Shortly after Cirrus posted his tweets, community fears increased after it emerged that a Bored Ape Yacht Club member who identifies himself as Franklin had borrowed 10,245.37 ETH (about $19.2 million at today’s prices) from BendDAO. Franklin is one of the largest NFT whales in the world, holding a portfolio of 60 Bored Apes. Because they own so many apes, the concerns stemmed from the idea that they might undercut the floor price to pay off their ETH debt. This could potentially lead to a liquidation cascade in which other monkeys deposited on BendDAO would be sold for less than the collection’s floor price (it should be noted that a liquidation cascade could occur with any other collection, but few are as valuable or as widely used as collateral as the Bored Ape Yacht Club)

Franklin went on Twitter on Thursday to clarify that they had paid off their debt to BendDAO, but that did little to calm fears. While the NFT market has so far avoided any major liquidation events, other areas of the space have been hit hard over the past year due to excessive use of leverage. The most notable cases of excessively leveraged crypto trading involved bankrupt crypto hedge fund Three Arrows Capital, which borrowed billions of dollars from large lenders through mostly unsecured loans.
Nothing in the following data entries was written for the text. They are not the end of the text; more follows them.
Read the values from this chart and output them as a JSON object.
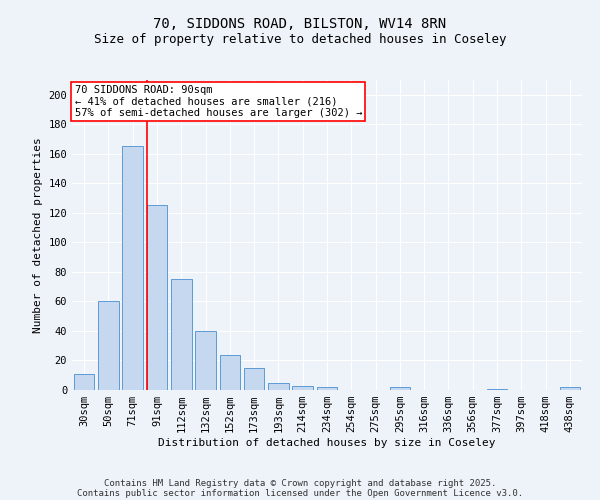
{
  "title1": "70, SIDDONS ROAD, BILSTON, WV14 8RN",
  "title2": "Size of property relative to detached houses in Coseley",
  "xlabel": "Distribution of detached houses by size in Coseley",
  "ylabel": "Number of detached properties",
  "categories": [
    "30sqm",
    "50sqm",
    "71sqm",
    "91sqm",
    "112sqm",
    "132sqm",
    "152sqm",
    "173sqm",
    "193sqm",
    "214sqm",
    "234sqm",
    "254sqm",
    "275sqm",
    "295sqm",
    "316sqm",
    "336sqm",
    "356sqm",
    "377sqm",
    "397sqm",
    "418sqm",
    "438sqm"
  ],
  "values": [
    11,
    60,
    165,
    125,
    75,
    40,
    24,
    15,
    5,
    3,
    2,
    0,
    0,
    2,
    0,
    0,
    0,
    1,
    0,
    0,
    2
  ],
  "bar_color": "#c5d8f0",
  "bar_edge_color": "#5b9bd5",
  "red_line_index": 3,
  "annotation_line1": "70 SIDDONS ROAD: 90sqm",
  "annotation_line2": "← 41% of detached houses are smaller (216)",
  "annotation_line3": "57% of semi-detached houses are larger (302) →",
  "footer_line1": "Contains HM Land Registry data © Crown copyright and database right 2025.",
  "footer_line2": "Contains public sector information licensed under the Open Government Licence v3.0.",
  "ylim": [
    0,
    210
  ],
  "yticks": [
    0,
    20,
    40,
    60,
    80,
    100,
    120,
    140,
    160,
    180,
    200
  ],
  "background_color": "#eef2f9",
  "grid_color": "#ffffff",
  "bar_color_highlight": "#c5d8f0",
  "title_fontsize": 10,
  "subtitle_fontsize": 9,
  "axis_label_fontsize": 8,
  "tick_fontsize": 7.5,
  "annotation_fontsize": 7.5,
  "footer_fontsize": 6.5
}
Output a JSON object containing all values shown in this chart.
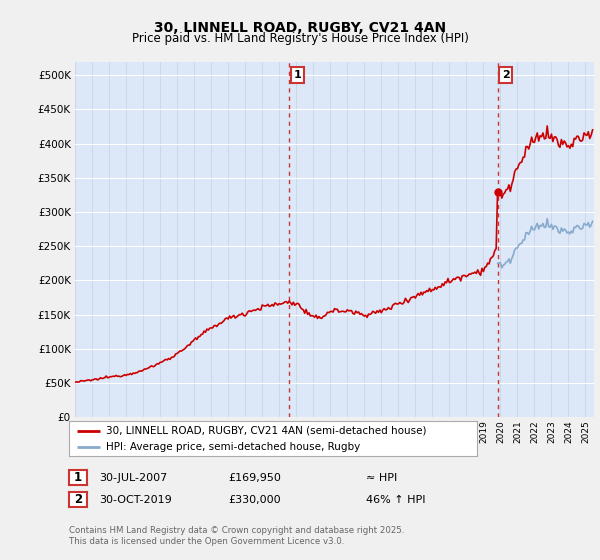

Crypto lender Celsius, whose business model was to promise customers lucrative returns, was one of Three Arrows Capital’s creditors, and it also went bankrupt when the market crashed. In addition to lending to Three Arrows, Celsius turned to DeFi and products like Grayscale’s GBTC and Lido’s ETH. With NFTfi protocols like BendDAO gaining traction, crypto-currency holders may be right to fear another impending liquidity collapse.